WWII Vet Celebrated On 100th Birthday

Frank Spital waves to passersby wishing him a happy 100th birthday. (Photo by Judy Smestad-Nunn)

  BRICK – Frank Spital said he couldn’t understand why everyone was making such a fuss about his birthday, but said he felt “humbled and overwhelmed” by a huge drive-by held for the World War II veteran, who turned 100 on September 1.

  Family members came from as far away as Colorado to attend the drive-by, which took place in front of Town Hall. A roadside tent had been set up and decorated for the occasion.

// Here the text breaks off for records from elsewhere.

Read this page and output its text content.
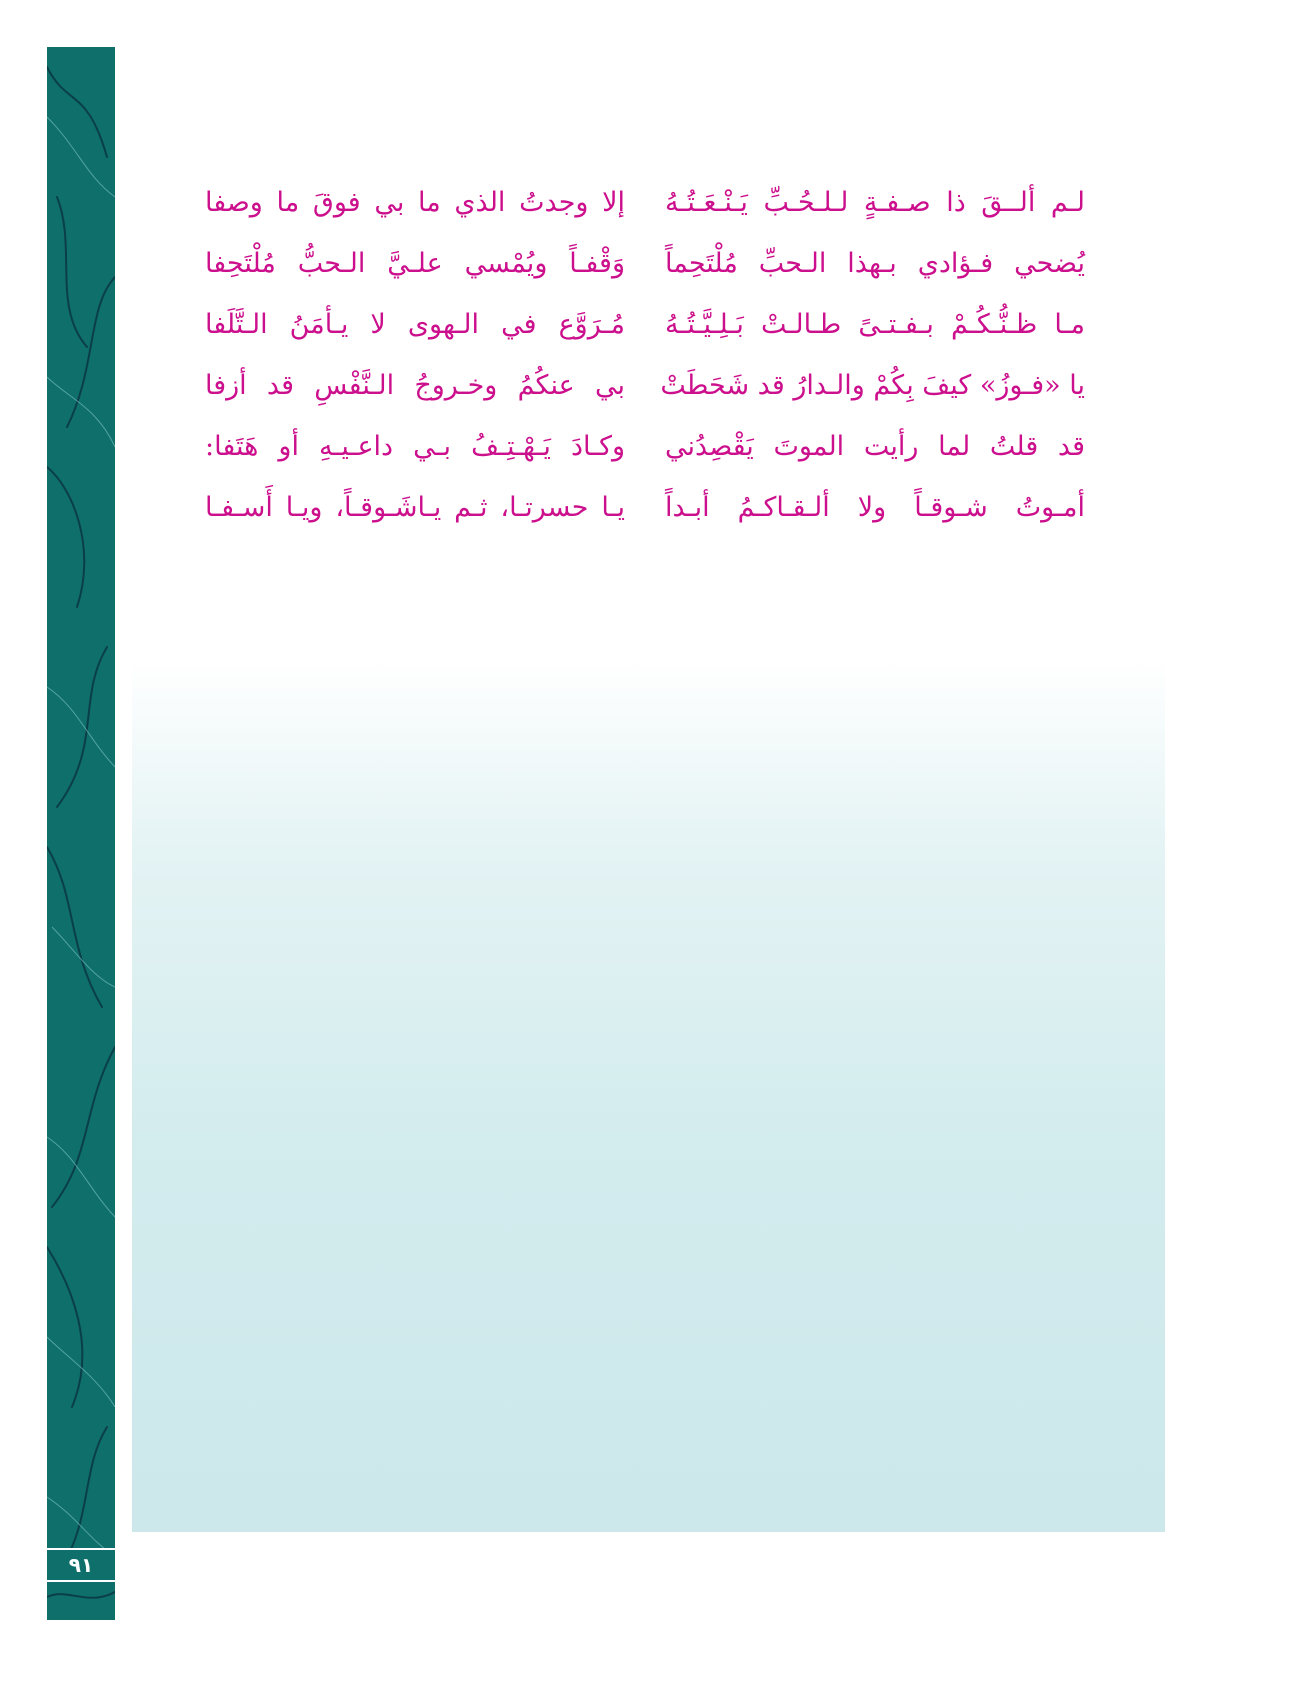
٩١
لـم ألــقَ ذا صـفـةٍ لـلـحُـبِّ يَـنْـعَـتُـهُ
إلا وجدتُ الذي ما بي فوقَ ما وصفا
يُضحي فـؤادي بـهذا الـحبِّ مُلْتَحِماً
وَقْفـاً ويُمْسي علـيَّ الـحبُّ مُلْتَحِفا
مـا ظـنُّـكُـمْ بـفـتـىً طـالـتْ بَـلِـيَّـتُـهُ
مُـرَوَّع في الـهوى لا يـأمَنُ الـتَّلَفا
يا «فـوزُ» كيفَ بِكُمْ والـدارُ قد شَحَطَتْ
بي عنكُمُ وخـروجُ الـنَّفْسِ قد أزفا
قد قلتُ لما رأيت الموتَ يَقْصِدُني
وكـادَ يَـهْـتِـفُ بـي داعـيـهِ أو هَتَفا:
أمـوتُ شـوقـاً ولا ألـقـاكـمُ أبـداً
يـا حسرتـا، ثـم يـاشَـوقـاً، ويـا أَسـفـا
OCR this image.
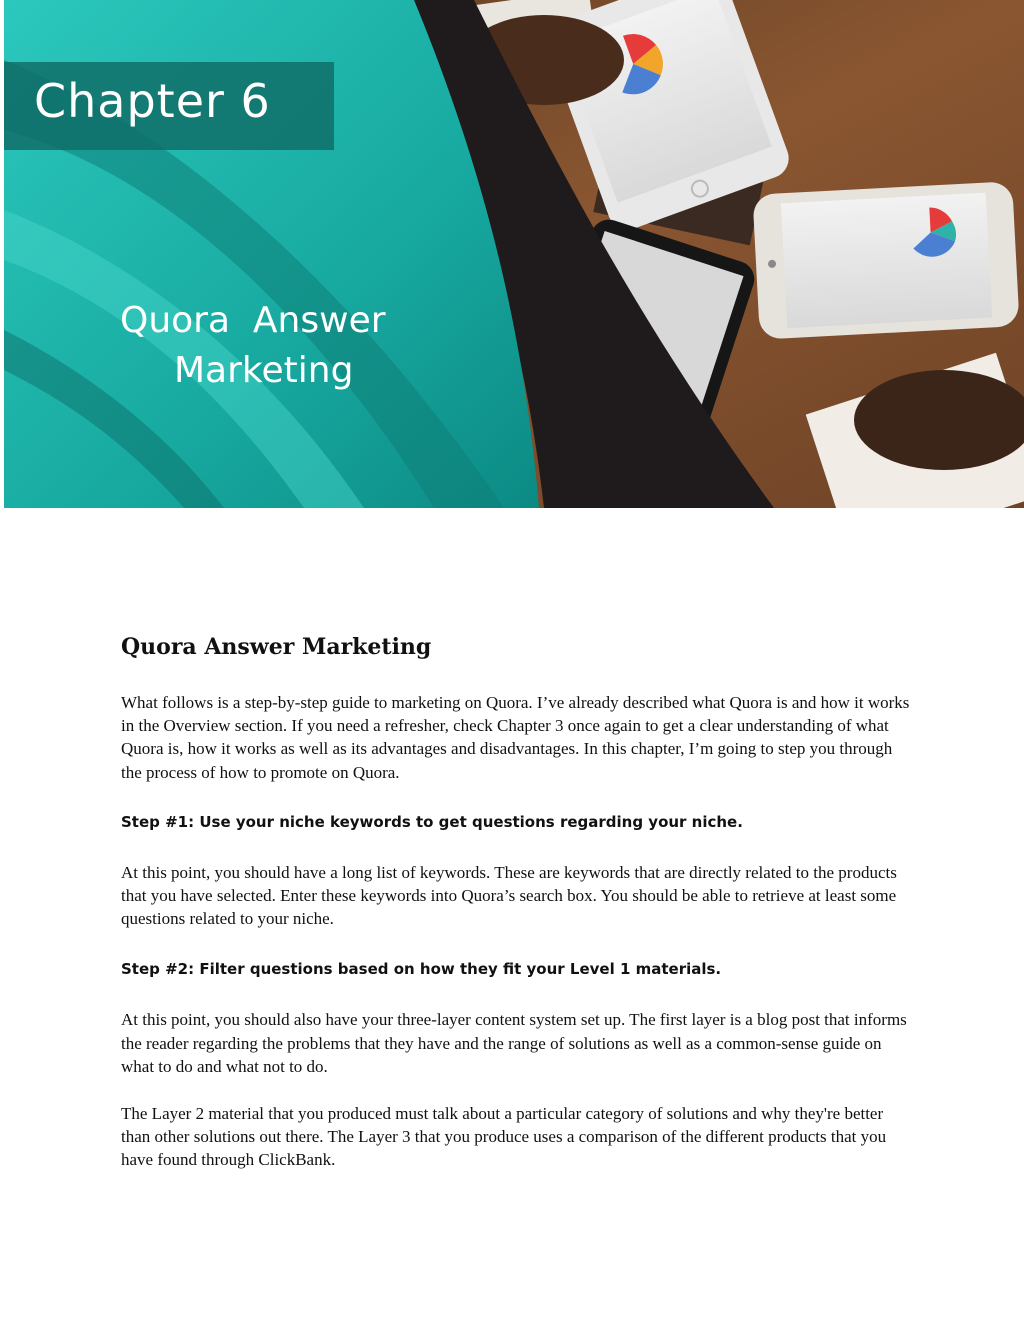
Chapter 6
Quora  Answer
Marketing
Quora Answer Marketing

What follows is a step-by-step guide to marketing on Quora. I’ve already described what Quora is and how it works in the Overview section. If you need a refresher, check Chapter 3 once again to get a clear understanding of what Quora is, how it works as well as its advantages and disadvantages. In this chapter, I’m going to step you through the process of how to promote on Quora.

Step #1: Use your niche keywords to get questions regarding your niche.

At this point, you should have a long list of keywords. These are keywords that are directly related to the products that you have selected. Enter these keywords into Quora’s search box. You should be able to retrieve at least some questions related to your niche.

Step #2: Filter questions based on how they fit your Level 1 materials.

At this point, you should also have your three-layer content system set up. The first layer is a blog post that informs the reader regarding the problems that they have and the range of solutions as well as a common-sense guide on what to do and what not to do.

The Layer 2 material that you produced must talk about a particular category of solutions and why they're better than other solutions out there. The Layer 3 that you produce uses a comparison of the different products that you have found through ClickBank.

  Originally planned as a smaller drive-by in front of his Lake Riviera home, it evolved into something much bigger as hundreds of motorcycles, classic cars, new cars, emergency vehicles, military vehicles and more drove past Spital and his family. There was even a military jeep with a mounted machine gun.

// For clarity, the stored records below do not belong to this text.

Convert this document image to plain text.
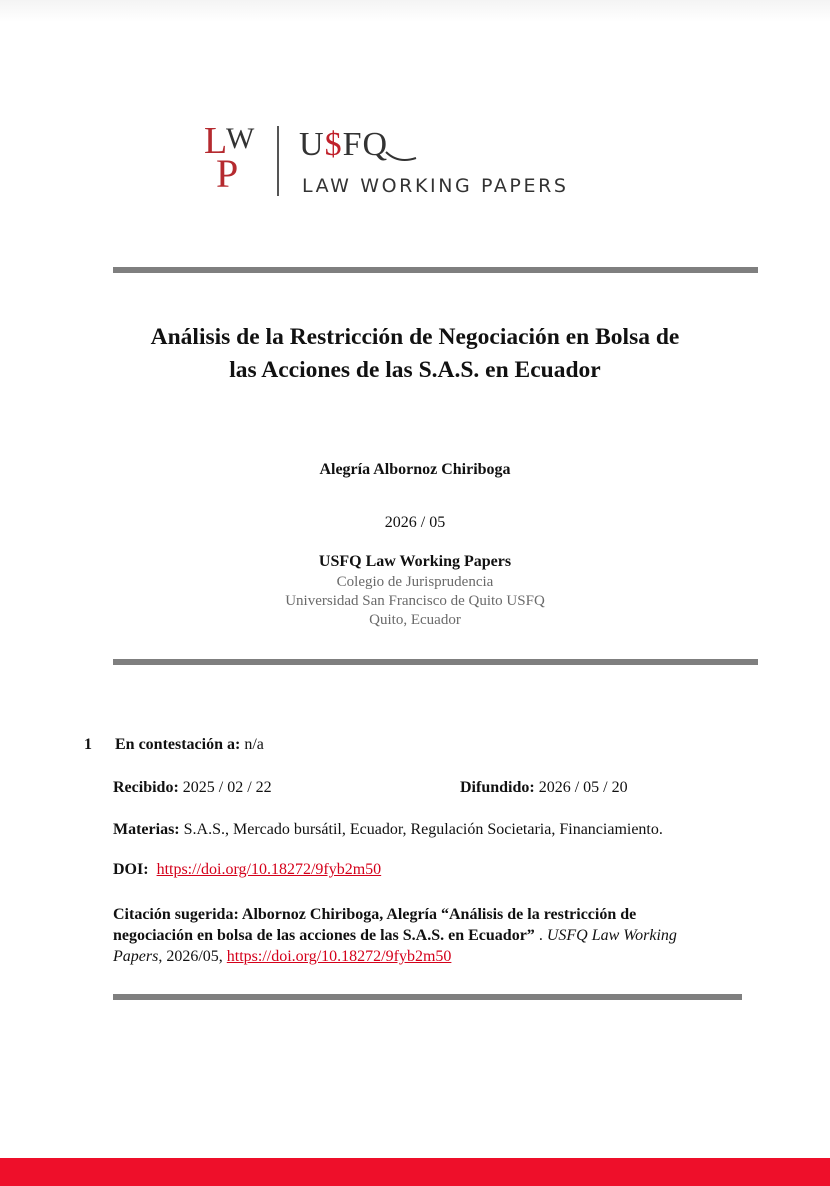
L
W
P
U$FQ
LAW WORKING PAPERS
Análisis de la Restricción de Negociación en Bolsa de
las Acciones de las S.A.S. en Ecuador
Alegría Albornoz Chiriboga
2026 / 05
USFQ Law Working Papers
Colegio de Jurisprudencia
Universidad San Francisco de Quito USFQ
Quito, Ecuador
1 En contestación a: n/a
Recibido: 2025 / 02 / 22	Difundido: 2026 / 05 / 20
Materias: S.A.S., Mercado bursátil, Ecuador, Regulación Societaria, Financiamiento.
DOI: https://doi.org/10.18272/9fyb2m50
Citación sugerida: Albornoz Chiriboga, Alegría “Análisis de la restricción de negociación en bolsa de las acciones de las S.A.S. en Ecuador” . USFQ Law Working Papers, 2026/05, https://doi.org/10.18272/9fyb2m50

  Vehicles staged at the Ocean Ice Palace at noon, and the parade started at 12:45. Many of the vehicles were decorated. Some had banners that said “Happy Birthday Frank,” and most of the drivers had their windows open so they could shout out birthday greetings to Spital.

Frank Spital poses with his kids, Leslie and Tom. (Photo by Judy Smestad-Nunn)

  “My stomach is curling,” Spital said just before the drive-by. “I’m putting on a calm act. I can’t get over all the people that are here.”

  Some 25 family members surrounded him, some dressed in red, white and blue, and most waving flags.

  The day was planned and organized by Brick resident Chris Lyle, who met Spital at a craft fair when he was selling some of the wooden toys he makes.

  Lyle, 28, who lives in Midstreams, said he was impressed by the veteran.

  “He’s just a nice guy, a World War II veteran, and I just wanted to do something nice for him, that’s all,” said Lyle, who comes from a military family.

  Drafted in 1942, Spital said he “felt like any other fella…we had to go.” Most of his friends also served, he said.

  He spent four years in Germany and France on a supply chain, delivering food, water, clothing and munitions to soldiers.

  Born and raised in Hillside, NJ, Spital was the sixth of eight children who were raised by Ukrainian immigrants in a two-bedroom house. He is the last surviving sibling.

Many well-wishers came out for the special event. (Photo by Judy Smestad-Nunn)

  Aside from some hearing issues, he is in good health and rides a stationary bike every day for 30 minutes. Spital walks with a cane that he uses for balance after taking a fall once, hitting his head.

  After the war, Spital got a job as a machinist with Bristol Meyers and worked there for 40 years until he retired. Bristol Meyers is also where he met his future wife, Barbara Kisner of Union.

  She died in 2018 at the age of 89. The couple had been married for 52 years and had two children: Tom, who lives in Littleton, Colorado, and Leslie Riccie, his daughter with whom he lives in Lake Riviera.

  “My dad’s been around for a century,” Tom said. “I just realized he went from the invention of the telephone to using an ipad and a remote for the TV.”

  He said his dad has one Dewar’s scotch every day. “But just one,” he said.

Council President Vincent Minichino shook Frank Spital’s hand. He and Councilman Art Halloran and Councilwoman Heather deJong brought a proclamation honoring him. (Photo by Judy Smestad-Nunn)

  Before the drive-by, Council President Vincent Minichino – accompanied by Council members Heather deJong and Art Halloran – presented the veteran with a proclamation that named September 1 Frank Spital Day.